Page 1 of 1

XML Files in Information Analyzer

Posted: Mon May 22, 2017 3:55 am
by Nagac
Hi

We have XML files as source, which we want to do profiling in IA. Is that possible?, If possible we will end up doing staging and then(it is little complex as XML files are massive)

I know we can do RDBMS, Flat Files but couldn't find the way to handle XML files. Can someone advise.

Thanks

Posted: Mon May 22, 2017 7:57 am
by eostic
Need to parse them first, into the various chunks of text that you want to examine...... usually this means sending the columns to the xmlInput or alternatively, the Hierarchical Stage, and parsing them there into their appropriate rows and columns, based on the hierarchical structure of your particular XML document, and the various tags (xml elements and attributes) that it contains. One "column" in one "row" of xml in an rdbms could potentially contain thousands of rows and columns of actual "data" to be examined.

Ernie

Posted: Mon May 22, 2017 10:03 am
by Nagac
Thanks Ernie,

Do you mean, we need to load these chunks into table then do the profiling?
One "column" in one "row" of xml in an rdbms could potentially contain thousands of rows and columns of actual "data" to be examined.

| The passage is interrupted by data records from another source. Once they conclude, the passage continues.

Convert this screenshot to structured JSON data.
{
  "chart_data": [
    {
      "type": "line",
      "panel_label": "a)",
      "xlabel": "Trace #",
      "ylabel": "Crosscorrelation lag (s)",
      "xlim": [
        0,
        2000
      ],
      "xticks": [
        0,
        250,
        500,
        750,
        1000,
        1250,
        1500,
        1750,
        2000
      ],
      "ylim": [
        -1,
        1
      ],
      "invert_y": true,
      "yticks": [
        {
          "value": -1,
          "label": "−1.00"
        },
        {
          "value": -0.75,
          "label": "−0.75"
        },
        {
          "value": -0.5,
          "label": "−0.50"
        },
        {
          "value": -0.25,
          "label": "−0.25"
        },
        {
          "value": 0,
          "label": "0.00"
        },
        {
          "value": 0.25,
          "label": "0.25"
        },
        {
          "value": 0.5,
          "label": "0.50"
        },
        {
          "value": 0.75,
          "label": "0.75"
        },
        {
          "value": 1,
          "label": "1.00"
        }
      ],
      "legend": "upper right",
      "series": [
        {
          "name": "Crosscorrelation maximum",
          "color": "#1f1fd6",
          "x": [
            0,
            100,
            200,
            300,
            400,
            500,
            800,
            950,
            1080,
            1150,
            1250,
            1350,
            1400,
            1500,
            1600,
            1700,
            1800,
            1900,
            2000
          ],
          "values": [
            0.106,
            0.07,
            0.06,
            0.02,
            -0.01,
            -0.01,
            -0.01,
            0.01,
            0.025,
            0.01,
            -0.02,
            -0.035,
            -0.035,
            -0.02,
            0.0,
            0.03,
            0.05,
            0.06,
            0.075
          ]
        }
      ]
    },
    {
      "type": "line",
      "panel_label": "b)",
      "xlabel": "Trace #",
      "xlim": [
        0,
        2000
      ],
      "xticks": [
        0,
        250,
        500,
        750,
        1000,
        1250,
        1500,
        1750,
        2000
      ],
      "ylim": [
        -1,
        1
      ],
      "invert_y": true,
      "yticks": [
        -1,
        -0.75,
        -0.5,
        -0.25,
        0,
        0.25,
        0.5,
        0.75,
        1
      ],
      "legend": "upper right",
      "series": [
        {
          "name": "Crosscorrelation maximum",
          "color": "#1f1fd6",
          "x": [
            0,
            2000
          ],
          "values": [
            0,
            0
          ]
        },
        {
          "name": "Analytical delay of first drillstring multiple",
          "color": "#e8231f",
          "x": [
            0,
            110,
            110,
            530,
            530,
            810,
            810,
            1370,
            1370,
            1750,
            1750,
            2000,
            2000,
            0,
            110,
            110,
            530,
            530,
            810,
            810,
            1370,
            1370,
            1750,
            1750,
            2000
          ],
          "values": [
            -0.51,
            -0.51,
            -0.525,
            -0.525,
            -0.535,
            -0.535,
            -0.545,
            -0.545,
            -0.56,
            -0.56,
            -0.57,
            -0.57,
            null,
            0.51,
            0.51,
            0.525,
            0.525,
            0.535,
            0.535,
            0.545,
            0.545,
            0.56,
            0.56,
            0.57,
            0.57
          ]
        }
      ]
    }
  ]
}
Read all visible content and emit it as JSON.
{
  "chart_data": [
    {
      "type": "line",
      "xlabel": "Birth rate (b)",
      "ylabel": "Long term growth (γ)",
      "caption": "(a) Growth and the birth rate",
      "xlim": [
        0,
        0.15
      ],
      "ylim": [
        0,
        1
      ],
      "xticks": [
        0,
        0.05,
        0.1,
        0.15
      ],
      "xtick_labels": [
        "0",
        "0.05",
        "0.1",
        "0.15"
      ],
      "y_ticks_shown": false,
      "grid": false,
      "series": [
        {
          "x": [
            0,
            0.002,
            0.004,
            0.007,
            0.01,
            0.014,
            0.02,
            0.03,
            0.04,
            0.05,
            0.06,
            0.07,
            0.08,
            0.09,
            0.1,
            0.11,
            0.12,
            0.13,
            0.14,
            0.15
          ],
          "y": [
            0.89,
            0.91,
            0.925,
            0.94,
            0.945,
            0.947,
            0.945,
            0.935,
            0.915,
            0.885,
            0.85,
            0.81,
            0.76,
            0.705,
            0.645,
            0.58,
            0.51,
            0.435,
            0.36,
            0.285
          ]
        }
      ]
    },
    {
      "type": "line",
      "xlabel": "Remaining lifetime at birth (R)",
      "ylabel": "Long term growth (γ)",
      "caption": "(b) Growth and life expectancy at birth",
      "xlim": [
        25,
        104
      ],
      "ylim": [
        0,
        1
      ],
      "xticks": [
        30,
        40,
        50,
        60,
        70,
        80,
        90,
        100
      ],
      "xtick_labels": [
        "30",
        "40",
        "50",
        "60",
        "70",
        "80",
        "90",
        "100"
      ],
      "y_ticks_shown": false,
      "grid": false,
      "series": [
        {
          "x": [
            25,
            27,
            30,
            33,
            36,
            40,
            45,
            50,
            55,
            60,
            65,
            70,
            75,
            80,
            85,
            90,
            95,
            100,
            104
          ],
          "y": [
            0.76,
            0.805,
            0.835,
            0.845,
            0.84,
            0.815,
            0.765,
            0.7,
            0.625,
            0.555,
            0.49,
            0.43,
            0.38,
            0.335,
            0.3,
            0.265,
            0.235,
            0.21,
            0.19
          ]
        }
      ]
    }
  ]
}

Posted: Mon May 22, 2017 7:36 pm
by eostic
Yes. And for several key reasons. The most important being that you need to be looking at "rows" of data for any fairly standard profiling tool. This means parsinflg you xml structure into its potentially many different table relationships. Some xml documents are simple single repeating nodes, but not many. Each parent child grandchild (etc) path is a potential set of rows for analysis. Parse them out and then analuze the resulting tables or sequential files.

Ernie